Creo positivamente que todo el mundo debería de leer, al menos una vez, la biografía de Janis Joplin, al menos aquellas que la retratan como una reina negra escondida en el cuerpo de una blanca con todos los problemas que pudiera dar el dinero, el exito y las drogas entre los años 60 y 70.
Dijo, al leer la noticia de la muerte del otro gran genio de la época (Jimmi Hendrix) el 18/9/1970 que no era posible que dos grandes murieran el mismo año y, tras alguna noche de alcohol donde se escondió, murió el 4/10/1970 sin haber llegado a terminar siquiera su primer disco.
Y era una diosa cuando soltaba su voz rota, cuando cantaba como si te estuviera rogando, como si te estuviera necesitando y como a todos nos gusta que nos deseen, al menos una vez y de manera irracional.
En aquellos años de pantalones anchos, de pelos lacios y largos, de amor libre, de alcohol, de drogas y confraternización. En aquellos años en los que por primera vez la sociedad y los mandatarios se separaron en caminos diferentes que nunca se han vuelto a reunir. En aquellos años, brillaba Janis.

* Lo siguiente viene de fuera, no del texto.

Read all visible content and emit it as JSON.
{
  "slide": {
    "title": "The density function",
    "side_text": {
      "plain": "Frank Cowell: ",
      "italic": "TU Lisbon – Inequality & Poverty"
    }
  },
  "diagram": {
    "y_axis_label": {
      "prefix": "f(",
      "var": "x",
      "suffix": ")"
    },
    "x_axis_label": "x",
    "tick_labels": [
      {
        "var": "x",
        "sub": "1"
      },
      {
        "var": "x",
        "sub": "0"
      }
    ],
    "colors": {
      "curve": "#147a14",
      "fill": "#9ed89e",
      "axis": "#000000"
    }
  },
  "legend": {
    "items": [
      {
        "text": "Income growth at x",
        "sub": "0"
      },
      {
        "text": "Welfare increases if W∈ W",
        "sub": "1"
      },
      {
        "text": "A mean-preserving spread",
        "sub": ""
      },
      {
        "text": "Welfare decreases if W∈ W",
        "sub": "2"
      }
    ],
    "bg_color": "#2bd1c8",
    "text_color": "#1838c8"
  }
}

Es de esas mujeres que al verlas pasan desapercibidas y cuando, sentada a tu lado, saca la brillantez, la furia, el deseo, el amor y la magia, en ese preciso momento, todo te da igual y brillas por un reflejo. (Conozco alguna mujer así, aunque no cante). Y aún tiemblo cuando oigo a Janis, al menos este summertime repleto de operaciones salidas hacia playas enormes de grandes mareas donde aún suena llenándolo todo.